I write what I can remember of what comes to me unbidden. When I forget things and cannot pull them out onto paper or the screen it makes me sad and angry. Sometimes, if I re-examine later the fragments I did capture, the missing parts sound again and I can complete the transcription. Everything is a transcription from one tonal structure to another that ordinary ears can tolerate. I am a medium, little more, a scribe for terrible angels who find me a convenient intermediary. My ineptitude must try their patience. They can only whisper messages in dreams, waking and sleeping. Anything more direct destroys us in an instant.

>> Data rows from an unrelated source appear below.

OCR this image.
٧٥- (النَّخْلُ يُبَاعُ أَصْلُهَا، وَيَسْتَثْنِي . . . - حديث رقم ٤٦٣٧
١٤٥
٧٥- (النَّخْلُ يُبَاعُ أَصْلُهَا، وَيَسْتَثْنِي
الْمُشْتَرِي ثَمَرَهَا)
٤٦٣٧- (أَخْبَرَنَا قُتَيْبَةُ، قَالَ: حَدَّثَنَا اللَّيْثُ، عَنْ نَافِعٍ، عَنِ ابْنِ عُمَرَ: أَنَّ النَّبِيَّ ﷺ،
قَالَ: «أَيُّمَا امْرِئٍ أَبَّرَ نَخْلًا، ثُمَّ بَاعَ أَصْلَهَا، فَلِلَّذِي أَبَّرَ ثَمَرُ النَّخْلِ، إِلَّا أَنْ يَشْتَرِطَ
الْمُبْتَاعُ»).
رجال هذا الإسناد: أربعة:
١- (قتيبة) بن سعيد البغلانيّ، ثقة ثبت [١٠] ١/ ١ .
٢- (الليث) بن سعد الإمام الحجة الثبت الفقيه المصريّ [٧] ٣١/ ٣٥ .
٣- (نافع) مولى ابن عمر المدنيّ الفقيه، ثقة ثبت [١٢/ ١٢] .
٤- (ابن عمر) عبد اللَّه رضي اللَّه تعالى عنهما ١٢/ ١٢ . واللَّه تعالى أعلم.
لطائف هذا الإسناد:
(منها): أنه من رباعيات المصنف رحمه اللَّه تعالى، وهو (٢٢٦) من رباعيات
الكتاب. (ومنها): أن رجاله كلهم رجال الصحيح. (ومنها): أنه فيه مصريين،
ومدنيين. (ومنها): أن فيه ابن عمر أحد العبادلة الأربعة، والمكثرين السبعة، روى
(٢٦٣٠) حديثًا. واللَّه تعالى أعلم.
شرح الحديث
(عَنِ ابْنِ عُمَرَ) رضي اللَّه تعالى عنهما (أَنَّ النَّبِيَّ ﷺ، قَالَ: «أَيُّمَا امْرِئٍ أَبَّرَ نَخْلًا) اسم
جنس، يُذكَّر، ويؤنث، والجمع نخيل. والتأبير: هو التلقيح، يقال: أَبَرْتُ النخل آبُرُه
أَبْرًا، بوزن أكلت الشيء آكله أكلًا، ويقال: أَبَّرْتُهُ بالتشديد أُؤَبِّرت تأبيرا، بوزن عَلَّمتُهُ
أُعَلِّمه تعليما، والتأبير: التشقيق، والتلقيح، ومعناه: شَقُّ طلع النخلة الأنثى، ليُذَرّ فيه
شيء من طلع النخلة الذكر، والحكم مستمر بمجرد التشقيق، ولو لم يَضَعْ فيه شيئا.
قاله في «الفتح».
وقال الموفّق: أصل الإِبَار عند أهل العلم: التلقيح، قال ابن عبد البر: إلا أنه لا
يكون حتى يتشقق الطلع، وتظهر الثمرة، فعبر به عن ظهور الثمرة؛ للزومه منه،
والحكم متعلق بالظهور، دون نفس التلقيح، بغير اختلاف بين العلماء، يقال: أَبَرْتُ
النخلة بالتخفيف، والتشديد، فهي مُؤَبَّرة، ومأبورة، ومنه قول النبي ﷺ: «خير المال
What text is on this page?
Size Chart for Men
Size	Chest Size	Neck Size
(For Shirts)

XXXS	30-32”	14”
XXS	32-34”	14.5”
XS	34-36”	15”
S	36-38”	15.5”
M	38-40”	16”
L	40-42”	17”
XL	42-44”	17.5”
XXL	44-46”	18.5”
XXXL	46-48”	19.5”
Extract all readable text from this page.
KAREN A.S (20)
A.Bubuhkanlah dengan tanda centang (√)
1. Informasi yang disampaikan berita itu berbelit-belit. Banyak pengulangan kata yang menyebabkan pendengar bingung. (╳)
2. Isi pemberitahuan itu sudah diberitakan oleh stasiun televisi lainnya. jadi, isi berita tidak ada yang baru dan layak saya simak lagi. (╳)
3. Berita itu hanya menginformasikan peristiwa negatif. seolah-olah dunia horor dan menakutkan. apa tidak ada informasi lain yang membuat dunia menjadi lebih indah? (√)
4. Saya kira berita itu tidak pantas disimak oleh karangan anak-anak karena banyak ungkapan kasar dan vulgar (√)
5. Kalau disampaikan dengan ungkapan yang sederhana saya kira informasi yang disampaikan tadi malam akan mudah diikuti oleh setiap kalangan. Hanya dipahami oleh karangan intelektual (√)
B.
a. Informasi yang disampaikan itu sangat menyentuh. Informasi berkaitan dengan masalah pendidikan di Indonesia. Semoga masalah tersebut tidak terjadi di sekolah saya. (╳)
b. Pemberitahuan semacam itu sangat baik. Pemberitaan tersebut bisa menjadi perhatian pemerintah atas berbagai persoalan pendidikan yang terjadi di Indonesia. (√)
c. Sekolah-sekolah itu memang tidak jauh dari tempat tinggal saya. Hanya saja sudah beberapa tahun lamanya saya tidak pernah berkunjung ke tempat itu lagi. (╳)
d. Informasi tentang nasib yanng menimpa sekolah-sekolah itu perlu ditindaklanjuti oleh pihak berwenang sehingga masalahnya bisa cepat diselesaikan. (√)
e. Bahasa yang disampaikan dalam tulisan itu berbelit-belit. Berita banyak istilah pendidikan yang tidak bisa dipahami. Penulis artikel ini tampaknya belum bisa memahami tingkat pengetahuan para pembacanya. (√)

Other pathways are more satisfactory. They are more closely attuned to music of the other world.  Even so, the heat eventually burns them up. They off themselves at an early age or dry up and parlay a small fame into comfort, the stage perhaps, or parody. The angels have to call upon lesser conduits; they have so much to convey and very little time for us to get it before we end ourselves pursuing the quotidian as if it were significant. That's why there are so many artists and short-lived venues despite the quotidian world's pervasive derision and co-option. The angels keep searching for those who can hear and are thus able to serve, however badly, as transcribers and fleshy conduits of divinity.

 Waste, sad waste, stretching before and after the singular moments the angels can push through this recalcitrant dirt.